A fly line holds about ninety feet in the air during a cast, and you learn quickly that you can’t feed more line until the loop travels forward and straightens. If you try, the line collapses. The cast has a rhythm: shoot line, wait for the loop to turn over, shoot again. The river doesn’t care if you’re ready. The line has capacity limits.

Backpressure works the same way. A producer generates data faster than a consumer can process it, so you need a bounded buffer between them. When the buffer fills, the producer blocks until space opens up. No data gets dropped, no memory explodes, but the producer has to wait.

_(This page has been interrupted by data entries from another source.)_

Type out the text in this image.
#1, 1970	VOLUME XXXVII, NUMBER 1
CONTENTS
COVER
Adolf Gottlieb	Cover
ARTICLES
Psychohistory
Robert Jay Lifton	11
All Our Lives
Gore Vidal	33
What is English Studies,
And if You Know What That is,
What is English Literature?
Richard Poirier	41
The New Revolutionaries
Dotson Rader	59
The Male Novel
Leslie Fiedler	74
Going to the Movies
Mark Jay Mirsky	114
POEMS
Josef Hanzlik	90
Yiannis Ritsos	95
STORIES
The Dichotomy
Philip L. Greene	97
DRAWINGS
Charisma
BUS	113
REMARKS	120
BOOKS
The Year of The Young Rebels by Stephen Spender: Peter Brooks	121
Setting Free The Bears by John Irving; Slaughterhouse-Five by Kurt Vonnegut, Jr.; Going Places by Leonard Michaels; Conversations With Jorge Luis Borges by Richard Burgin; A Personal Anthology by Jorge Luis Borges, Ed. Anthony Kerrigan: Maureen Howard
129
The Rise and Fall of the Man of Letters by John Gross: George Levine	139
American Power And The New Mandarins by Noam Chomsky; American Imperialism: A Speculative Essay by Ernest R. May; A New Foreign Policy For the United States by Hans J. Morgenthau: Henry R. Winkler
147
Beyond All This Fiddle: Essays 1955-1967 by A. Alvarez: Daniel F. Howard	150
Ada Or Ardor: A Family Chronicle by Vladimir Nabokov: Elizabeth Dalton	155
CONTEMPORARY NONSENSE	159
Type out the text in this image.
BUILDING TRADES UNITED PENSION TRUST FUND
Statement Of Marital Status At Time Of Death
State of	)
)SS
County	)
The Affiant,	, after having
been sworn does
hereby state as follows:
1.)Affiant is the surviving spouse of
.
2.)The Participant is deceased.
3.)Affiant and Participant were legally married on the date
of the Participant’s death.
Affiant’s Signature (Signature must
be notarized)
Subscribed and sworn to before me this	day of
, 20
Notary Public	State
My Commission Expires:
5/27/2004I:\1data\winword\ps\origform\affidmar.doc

Go’s channels handle this naturally. A buffered channel with capacity 3 holds three items; the fourth send blocks until someone receives:

package main

import (
    "fmt"
    "time"
)

func main() {
    ch := make(chan int, 3)
    for i := 0; i < 5; i++ {
        select {
        case ch <- i:
            fmt.Printf("sent %d\n", i)
        default:
            fmt.Printf("%d blocked (buffer full)\n", i)
            go func() {
                time.Sleep(10 * time.Millisecond)
                <-ch
            }()
            ch <- i  // block until space available
            fmt.Printf("sent %d after waiting\n", i)
        }
    }
}

Lua doesn’t have channels, but you can build a bounded queue with a table and a pair of indices. When count hits capacity, the producer waits:

queue = {items={}, head=1, tail=1, count=0, capacity=3}
function push(q, item)
    while q.count >= q.capacity do
        -- blocked: wait or yield
    end
    q.items[q.tail] = item
    q.tail, q.count = q.tail + 1, q.count + 1
end

TCP does this with window sizes. Unix pipes do it with kernel buffers (typically 64KB). Kafka does it with partition lag. The pattern appears whenever two processes run at different speeds and you can’t afford to lose data. The downstream consumer controls the flow by consuming at its own pace, and the upstream producer respects that pace. It’s the computational equivalent of waiting for your backcast to load before driving forward.